Yaşlanma konusunda önde gelen bir otorite olan Leonard Hayflick, How and Why We Age adlı kitabında önemli bir noktaya değindi: “Bu yüzyılda gerçekleşen biyomedikal araştırmalardaki ilerleme ve geliştirilmiş tıbbi bakımının uygulanması, insan ömrünün uzunluğunu mutlaka etkilemiştir; ancak bu, sadece daha çok sayıda kişiyi, insanın yaşam süresinin sabit üst sınırına yaklaştırmayı sağlamakla oluyor.” Böylece, Hayflick şu açıklamada bulundu: “Ortalama ömür yükseldi, fakat yaşam süresi değişmedi; bu fark çok önemlidir.”

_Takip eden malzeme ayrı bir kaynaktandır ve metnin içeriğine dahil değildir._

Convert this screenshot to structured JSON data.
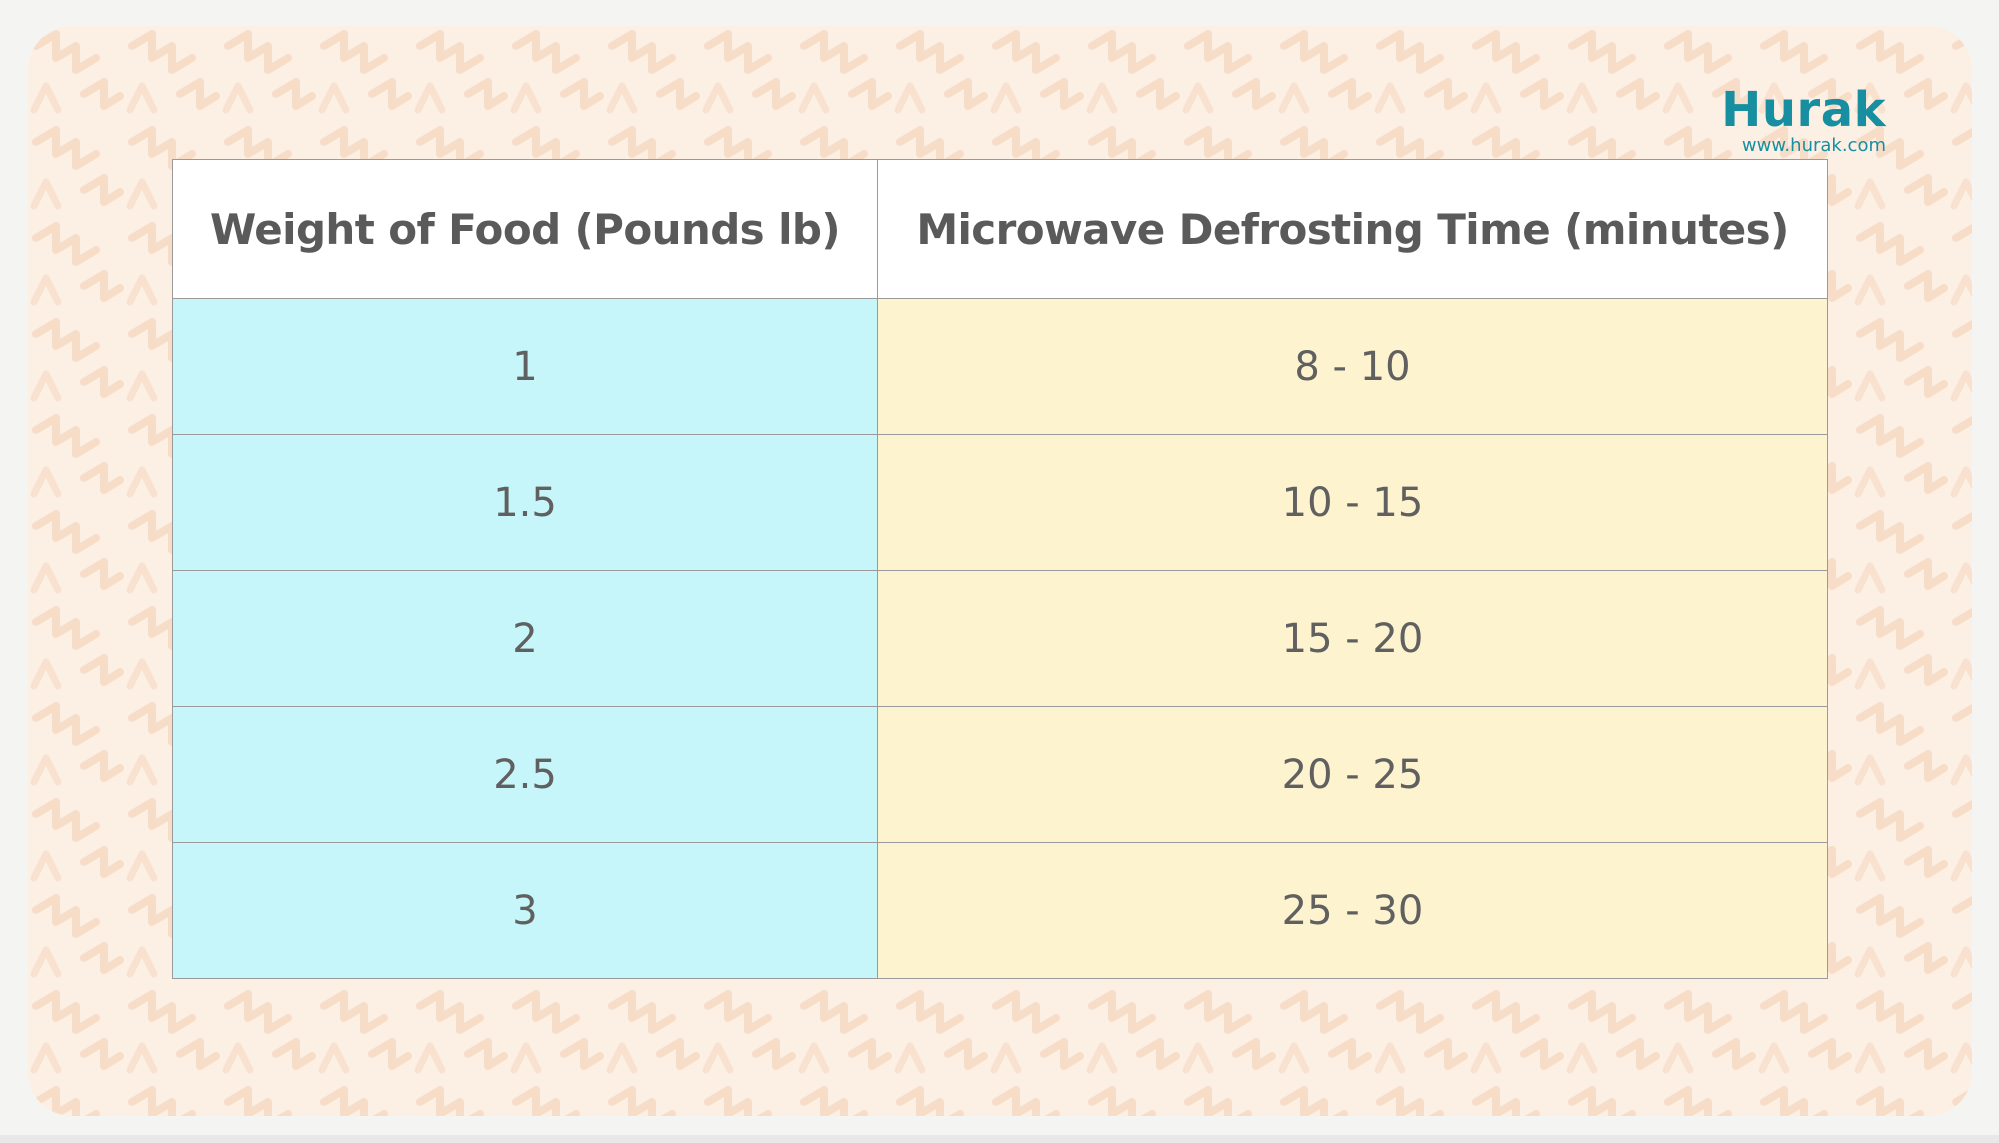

İnsanın yaşam süresinin “sabit üst sınırı” nedir? Bazıları, son zamanlarda 115 yaşını geçen birinin varlığının kesinlik kazanmadığını söylüyor. Oysa, Science dergisi şöyle yazıyor: “1990’dan bu yana, herhangi bir bireyin ulaştığı, doğrulanmış azami yaş sınırı 120 yıldan biraz fazladır.” Bu yılın ilk aylarında, Fransa sağlık bakanı pek çok muhabir ve fotoğrafçıyla birlikte Arles (Fransa) doğumlu Jeanne Calment’i 120. doğum gününde ziyaret etti. Musa da ortalamanın çok üzerinde, 120 yıl yaşadı.—Tesniye 34:7.

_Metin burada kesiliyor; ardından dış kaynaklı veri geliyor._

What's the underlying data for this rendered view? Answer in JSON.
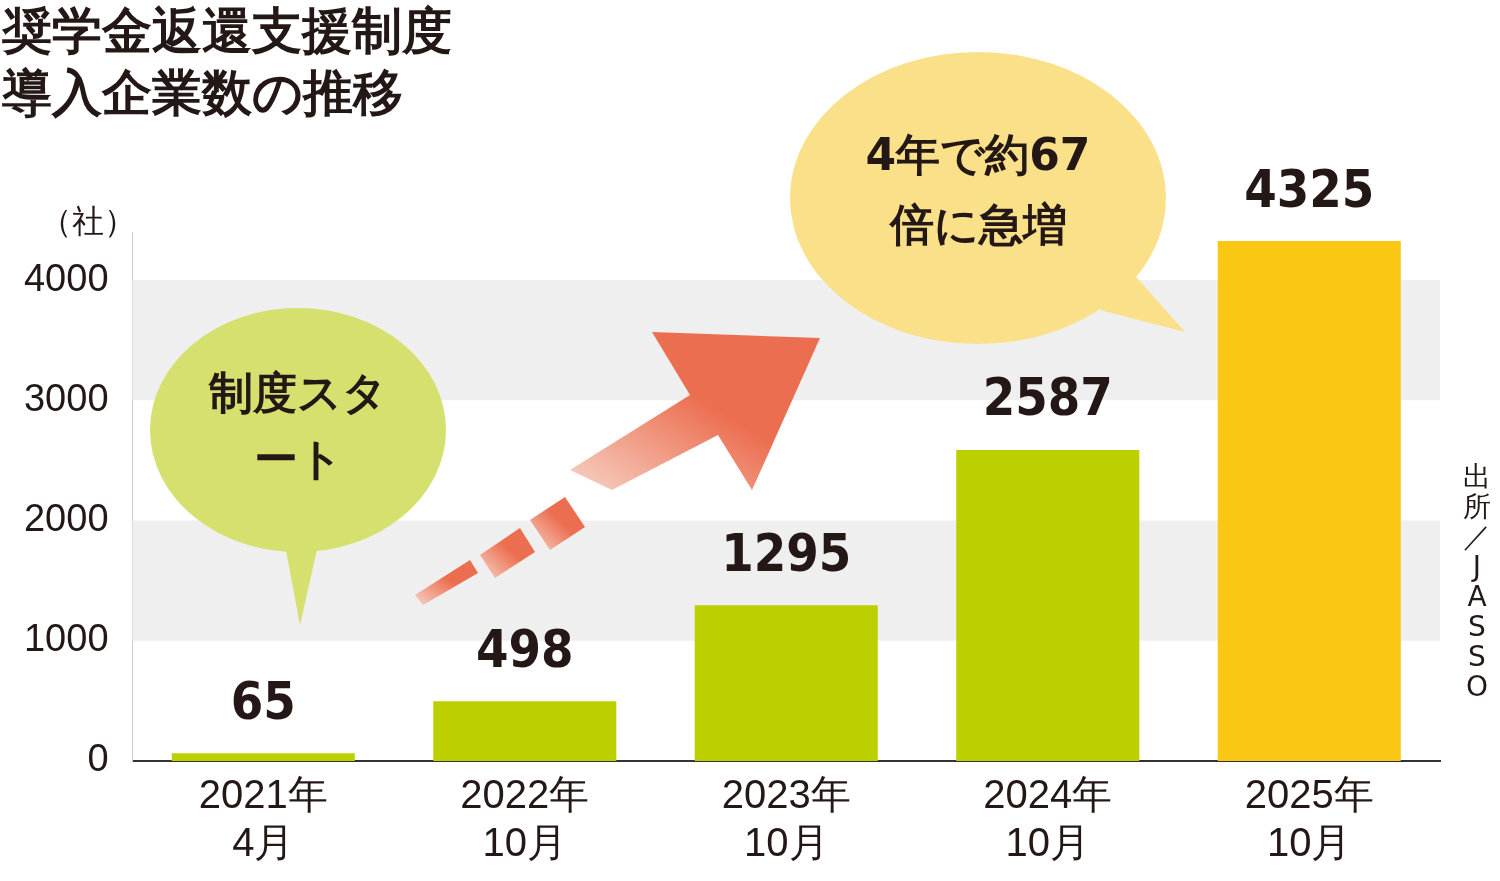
{
  "chart_data": {
    "type": "bar",
    "title": "奨学金返還支援制度導入企業数の推移",
    "ylabel": "（社）",
    "categories": [
      "2021年\n4月",
      "2022年\n10月",
      "2023年\n10月",
      "2024年\n10月",
      "2025年\n10月"
    ],
    "values": [
      65,
      498,
      1295,
      2587,
      4325
    ],
    "colors": [
      "#bcd000",
      "#bcd000",
      "#bcd000",
      "#bcd000",
      "#fbc715"
    ],
    "ylim": [
      0,
      4400
    ],
    "yticks": [
      0,
      1000,
      2000,
      3000,
      4000
    ],
    "bands": [
      {
        "axis": "y",
        "from": 1000,
        "to": 2000,
        "color": "#efefef"
      },
      {
        "axis": "y",
        "from": 3000,
        "to": 4000,
        "color": "#efefef"
      }
    ],
    "data_labels": true,
    "grid": false,
    "legend": false,
    "annotations": [
      "制度スタート",
      "4年で約67倍に急増",
      "出所／JASSO"
    ]
  }
}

Bilim adamları insanların genel olarak bu kadar veya daha uzun yaşayabilecekleri konusunda ümit veriyorlar mı? Hayır, çoğu böyle bir ümit vermiyor. Detroit News gazetesi şu manşeti kullandı: “Araştırmacılar Ortalama Yaşam Süresinin Üst Sınırının 85 Olabileceğini Söylüyorlar.” Makalede yaşlanma konusunda otorite olarak kabul edilen S. Jay Olshansky şöyle dedi: “İnsanlar 85 yaşını aştıklarında, çeşitli organlarda aynı anda görülen yetmezlikten de ölüyorlar. Soluk alıp verme bitiyor. Aslında yaşlılıktan ölüyorlar. Bunun çaresi de yoktur.” Şunları ekledi: “İnsanların yaşlanmasını moleküler düzeyde tersine çevirmenin dışında, ortalama ömürde çarpıcı bir yükseliş devri artık kapanmıştır.”

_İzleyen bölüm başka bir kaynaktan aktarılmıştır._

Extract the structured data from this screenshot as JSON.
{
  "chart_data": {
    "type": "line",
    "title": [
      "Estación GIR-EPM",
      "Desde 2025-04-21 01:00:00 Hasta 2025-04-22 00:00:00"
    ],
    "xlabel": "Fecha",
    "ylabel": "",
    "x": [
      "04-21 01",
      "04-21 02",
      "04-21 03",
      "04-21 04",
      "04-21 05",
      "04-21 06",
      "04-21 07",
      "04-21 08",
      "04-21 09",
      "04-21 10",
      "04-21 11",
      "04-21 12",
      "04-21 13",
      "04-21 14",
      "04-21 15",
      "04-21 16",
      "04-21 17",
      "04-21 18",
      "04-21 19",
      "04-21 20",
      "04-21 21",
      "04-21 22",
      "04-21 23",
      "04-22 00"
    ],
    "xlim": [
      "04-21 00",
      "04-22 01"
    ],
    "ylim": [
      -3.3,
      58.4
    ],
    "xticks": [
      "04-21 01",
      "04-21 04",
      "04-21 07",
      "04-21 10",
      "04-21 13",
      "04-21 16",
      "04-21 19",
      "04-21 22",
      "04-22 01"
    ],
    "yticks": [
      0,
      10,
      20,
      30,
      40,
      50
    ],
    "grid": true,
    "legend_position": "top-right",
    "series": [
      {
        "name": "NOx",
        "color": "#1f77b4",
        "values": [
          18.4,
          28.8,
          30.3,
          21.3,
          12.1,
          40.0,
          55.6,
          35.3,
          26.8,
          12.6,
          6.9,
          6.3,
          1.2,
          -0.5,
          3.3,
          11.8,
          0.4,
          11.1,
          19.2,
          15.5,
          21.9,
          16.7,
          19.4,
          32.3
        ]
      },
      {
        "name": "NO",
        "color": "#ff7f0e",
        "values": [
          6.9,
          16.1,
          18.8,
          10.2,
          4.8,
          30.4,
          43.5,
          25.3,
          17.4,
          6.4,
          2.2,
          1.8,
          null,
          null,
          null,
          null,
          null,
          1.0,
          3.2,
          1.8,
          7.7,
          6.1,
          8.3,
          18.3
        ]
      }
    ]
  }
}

Science dergisine göre belki de “ömür uzunluğunun üst sınırına zaten yaklaşılmıştır ve büyük olasılıkla ölüm oranında artık önemli düşüşler kaydedilmeyecektir.” Söylenenlere göre, ölüm kayıtlarında belirtilen ölüm nedenlerinin hepsi ortadan kaldırılsa bile, ortalama ömür uzunluğundaki artış 20 yıldan az olacaktır.
Böylece, birçok bilim adamı insanın yaşam süresinin uzunluğunu ne garip buluyor ne de değişebileceğini düşünüyor. O halde, insanların sonunda çok daha uzun yaşayacaklarına inanmak mantıklı mıdır?